Liebes Lage-Team,
ich habe mich beim Hören der LdN356 doch sehr gewundert, wie abfällig da über Mastodon gesprochen wurde (von „Männerschweiß“ und „Nerdplattform“ war da die Rede), während gleichzeitig die Tatsache beklagt wurde dass man sich bei sozialen Medien letztlich immer von einer (realen oder rechtlichen) Person die das Medium kontrolliert abhängig macht.
Zunächst einmal wurde Mastodon schon lange vor der Übernahme von Twitter durch Elon Musk gerade von besonders vulnerablen Gruppen verwendet, die in eigenen Instanzen eigene Moderationsentscheidungen für sich selber treffen konnten, und mitnichten nur von „Nerds die unter sich bleiben wollten“.
Ganz abgesehen davon aber ist Mastodon (bzw. ActivityPub, das zurgundeliegende Protokoll) die einzige existierende Plattform die das fundamentale Problem des Moderationsmonopols des „Eigentümers“ gelöst hat. Ein öffentlich-rechtlicher Raum in sozialen Medien ließe sich absolut ohne weiteres auf Mastodon einrichten, mit öffentlich-rechtlich kontrollierten Moderationsentscheidungen.
Die viel beschworenen „Hürden“ und allgemeine Schwierigkeit der Bedienung halte ich für maßlos übertrieben.

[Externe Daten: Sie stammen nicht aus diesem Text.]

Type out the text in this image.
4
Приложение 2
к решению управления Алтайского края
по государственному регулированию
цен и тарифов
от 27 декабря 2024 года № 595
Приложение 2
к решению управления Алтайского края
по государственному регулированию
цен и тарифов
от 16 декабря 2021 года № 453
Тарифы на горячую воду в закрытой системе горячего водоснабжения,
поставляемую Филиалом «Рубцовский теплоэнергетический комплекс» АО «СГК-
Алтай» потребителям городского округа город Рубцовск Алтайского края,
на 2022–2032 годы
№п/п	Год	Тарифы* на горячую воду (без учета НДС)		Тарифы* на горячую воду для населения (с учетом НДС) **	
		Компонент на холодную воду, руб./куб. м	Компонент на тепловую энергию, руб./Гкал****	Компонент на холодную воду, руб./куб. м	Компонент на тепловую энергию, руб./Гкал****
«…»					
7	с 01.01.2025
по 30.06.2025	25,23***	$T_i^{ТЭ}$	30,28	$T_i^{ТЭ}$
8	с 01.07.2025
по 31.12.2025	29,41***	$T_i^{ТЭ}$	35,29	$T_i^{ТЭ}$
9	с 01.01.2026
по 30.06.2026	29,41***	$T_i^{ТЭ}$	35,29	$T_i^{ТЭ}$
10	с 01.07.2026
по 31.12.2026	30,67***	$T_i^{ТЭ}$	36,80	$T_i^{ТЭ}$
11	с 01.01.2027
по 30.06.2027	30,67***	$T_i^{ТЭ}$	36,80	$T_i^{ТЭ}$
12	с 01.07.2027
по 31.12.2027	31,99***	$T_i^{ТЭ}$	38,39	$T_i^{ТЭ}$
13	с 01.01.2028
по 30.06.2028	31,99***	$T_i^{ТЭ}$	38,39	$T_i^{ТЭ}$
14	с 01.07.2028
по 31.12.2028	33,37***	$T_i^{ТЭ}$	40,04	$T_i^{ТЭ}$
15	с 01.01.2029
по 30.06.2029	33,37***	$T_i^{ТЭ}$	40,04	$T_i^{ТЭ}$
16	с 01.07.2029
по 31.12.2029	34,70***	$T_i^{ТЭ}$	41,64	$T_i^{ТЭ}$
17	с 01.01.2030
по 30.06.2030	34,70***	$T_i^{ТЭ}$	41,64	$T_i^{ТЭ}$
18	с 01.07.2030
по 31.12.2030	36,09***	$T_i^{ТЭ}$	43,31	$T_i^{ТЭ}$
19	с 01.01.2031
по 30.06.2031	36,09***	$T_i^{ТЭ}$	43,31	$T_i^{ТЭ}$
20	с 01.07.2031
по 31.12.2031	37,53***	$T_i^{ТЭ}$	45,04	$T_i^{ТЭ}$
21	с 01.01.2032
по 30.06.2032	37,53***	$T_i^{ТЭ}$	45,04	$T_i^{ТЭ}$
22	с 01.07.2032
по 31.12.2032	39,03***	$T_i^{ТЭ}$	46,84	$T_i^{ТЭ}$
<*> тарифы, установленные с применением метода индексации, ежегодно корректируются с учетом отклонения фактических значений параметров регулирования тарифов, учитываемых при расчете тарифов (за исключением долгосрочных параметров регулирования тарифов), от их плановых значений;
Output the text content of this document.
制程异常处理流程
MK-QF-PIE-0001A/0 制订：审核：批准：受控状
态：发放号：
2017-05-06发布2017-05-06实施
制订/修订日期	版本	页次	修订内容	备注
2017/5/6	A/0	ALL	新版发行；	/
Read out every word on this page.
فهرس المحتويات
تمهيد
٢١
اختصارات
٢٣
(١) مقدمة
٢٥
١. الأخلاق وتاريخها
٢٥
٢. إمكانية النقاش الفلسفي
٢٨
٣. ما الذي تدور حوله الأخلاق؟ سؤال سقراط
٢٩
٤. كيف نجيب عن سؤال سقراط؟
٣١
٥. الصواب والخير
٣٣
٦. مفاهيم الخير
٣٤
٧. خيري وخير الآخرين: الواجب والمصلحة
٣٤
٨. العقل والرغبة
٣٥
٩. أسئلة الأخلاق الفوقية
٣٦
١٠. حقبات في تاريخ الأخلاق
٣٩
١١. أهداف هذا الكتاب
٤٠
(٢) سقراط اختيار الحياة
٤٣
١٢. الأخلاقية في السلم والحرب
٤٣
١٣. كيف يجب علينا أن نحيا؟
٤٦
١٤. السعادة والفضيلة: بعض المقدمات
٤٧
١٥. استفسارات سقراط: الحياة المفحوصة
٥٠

Die Eintritts"hürde", nämlich welcher Server jetzt verwendet werden soll, ist eine einzige Entscheidung, die einmal am Anfang des Verwendens von Mastodon fällig ist. Sonstige Schwierigkeiten ergeben sich momentan noch durch UX-Probleme der Webseite und offiziellen App, die jedoch a) mit der Zeit behoben werden und b) bereits heute in existierenden 3rd-Party Apps gelöst sind.
Mir erscheint der korrekte Umgang mit der jetzigen Situation eher zu sein, sich zu fragen, wie existierende Hemmschwellen überwunden werden können, z.B. indem ein etwaiger öffentlich-rechtlich betriebener Server direkt die Anmeldung bei sich selbst bewirbt und vorantreibt, wodurch die oben besprochene Einstiegs"hürde" bereits wegfallen würde. Im Gegensatz dazu sind das endlose Wiederholen und Verstärken des Narrativs, dass Mastodon kompliziert oder für Nerds sei, kontraproduktiv.
Das Ziel sollte doch sein, eben nicht alle wieder auf einer Platform zu landen die von irgendwelchen Venture Capitalists kontrolliert wird (Bluesky), oder, noch schlimmer, auf Threads. Denn wie man sich in der Rückschau auf die letzten 15 Jahre sozialer Medien noch in irgendeiner Form auf die Beteuerungen von hohen Idealen und guten Absichten eines Tech-Startups, insbesondere im Feld der sozialen Medien, verlassen kann, kann ich nicht nachvollziehen.